Jerry Waller has not been forgotten.
A candlelight vigil will be held at his family’s Woodhaven home Wednesday night as friends remember Waller, 72, who died last year after being shot several times by a Fort Worth policeman who had responded to a burglary call at the wrong house.
“This is just a few minutes at dusk to remember,” said Becky Haskin, a neighbor and former Fort Worth councilwoman. “He was a friend and neighbor to all of us. We miss him very much. It has been a year, but there has been no resolution. We still ask the question: How could this happen?”
The candlelight vigil will begin at 8:30 p.m. Wednesday at the Waller family home, 404 Havenwood Lane N. in the Woodhaven neighbohood.
After the candles are lit, family members will read a statement and there will be a closing prayer, according to a statement at jerrywallerjustice.com.
“All are welcome to come and show support for his family as we all struggle to understand why he was shot and seek closure,” a message on the website says.
Waller went outside early May 28, 2013, after his wife, Kathleen Waller, woke to the family dog’s barking and lights in the driveway, according to a police report. Figuring the car alarm had gone off again, she woke her husband, asking him to check on the commotion.
Outside the home, officers Ben Hanlon and Alex Hoeppner were searching for a possible prowler, unaware that they were at the wrong house.
When Waller entered his garage and encountered Hoeppner, the officer yelled at Waller, ordering him to “Drop the gun! Drop the gun!” according to a police report.
Hoeppner said that at one point Waller asked “Why?” and told the officers to “get that light out of my eyes,” according to a police report.
Waller did put his gun on top of a car but “scrambled” to pick it back up and “swung the handgun in the direction of Officer Hoeppner,” which prompted the officer to fire his weapon, the report says.
Waller was pronounced dead at the scene, inside his garage.

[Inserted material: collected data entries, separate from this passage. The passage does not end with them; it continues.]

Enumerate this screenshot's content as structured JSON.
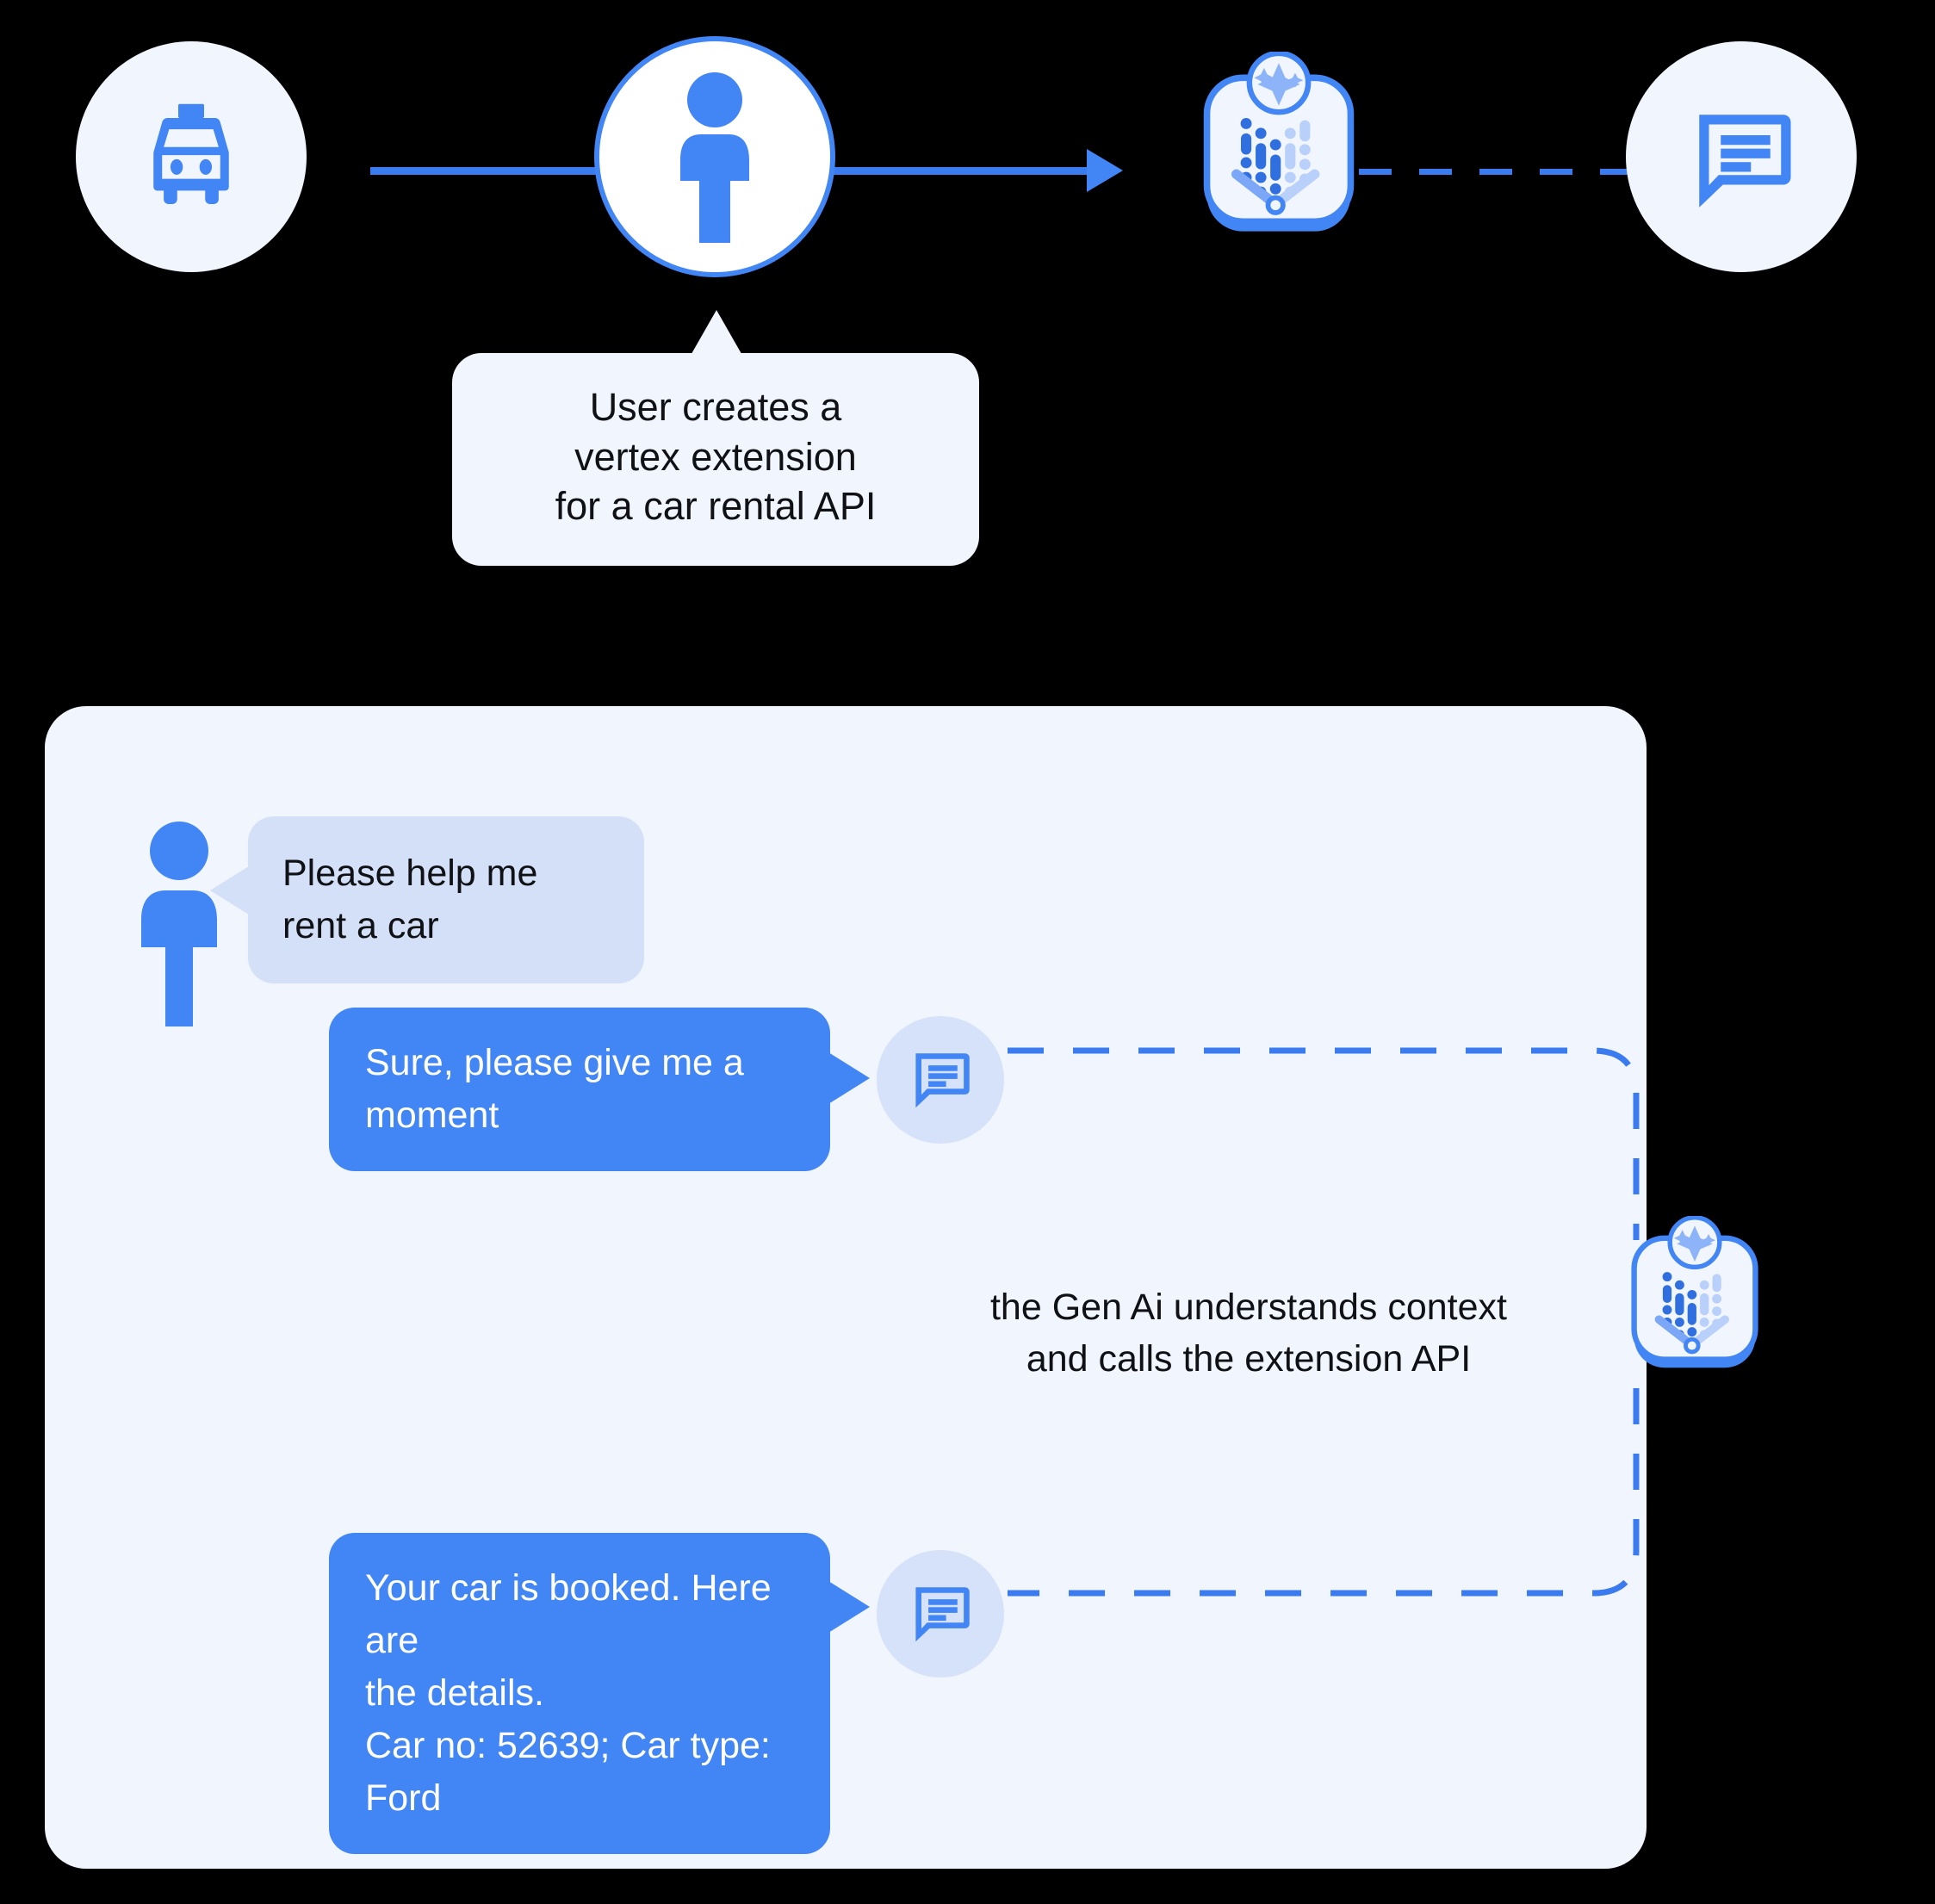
{
  "colors": {
    "background": "#000000",
    "panel_bg": "#f1f5fe",
    "accent_blue": "#4285f4",
    "line_blue": "#3b7bf0",
    "user_bubble": "#d3e0f8",
    "avatar_circle": "#d6e2f9",
    "text_dark": "#101114",
    "text_light": "#ffffff"
  },
  "top_flow": {
    "nodes": [
      {
        "id": "taxi",
        "icon": "taxi-icon",
        "label": "taxi"
      },
      {
        "id": "user",
        "icon": "person-icon",
        "label": "user"
      },
      {
        "id": "vertex",
        "icon": "vertex-extension-icon",
        "label": "vertex extension"
      },
      {
        "id": "chat",
        "icon": "chat-bubble-icon",
        "label": "chat"
      }
    ],
    "connector_solid": "arrow",
    "connector_dashed": "dashed"
  },
  "callout": {
    "line1": "User creates a",
    "line2": "vertex extension",
    "line3": "for a car rental API"
  },
  "chat": {
    "messages": [
      {
        "id": "msg-user-1",
        "sender": "user",
        "text": "Please help me rent a car"
      },
      {
        "id": "msg-bot-1",
        "sender": "bot",
        "text": "Sure, please give me a moment"
      },
      {
        "id": "msg-bot-2",
        "sender": "bot",
        "line1": "Your car is booked. Here are",
        "line2": "the details.",
        "line3": "Car no: 52639; Car type: Ford"
      }
    ],
    "context_note": {
      "line1": "the Gen Ai understands context",
      "line2": "and calls the extension API"
    },
    "avatars": {
      "user": "person-icon",
      "bot": "chat-bubble-icon",
      "extension": "vertex-extension-icon"
    }
  }
}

An autopsy revealed that he’d been shot multiple times.
When interviewed after the shooting, Hoeppner said that Waller had a “very standoffish attitude with us” and that “in my mind was going to shoot and kill me.”
A Tarrant County grand jury declined to indict Hoeppner this year.
Police Chief Jeff Halstead has said the grand jury made the right decision, saying evidence was clear that Waller pointed his gun at Hoeppner.
Hoeppner remains on the police force. Halon was fired for an unrelated matter.
Members of the Waller family have accused police of misrepresenting the facts of the shooting.
“Jerry Waller was a veteran. He had the highest regard for the men and women who serve our country and community,” says a statement on the Justice for Jerry Waller website. “He would not want the tragic decisions of the police involved in his death to cast a shadow on the honest and hardworking officers who serve our city. We need everyone’s support to get to the truth.”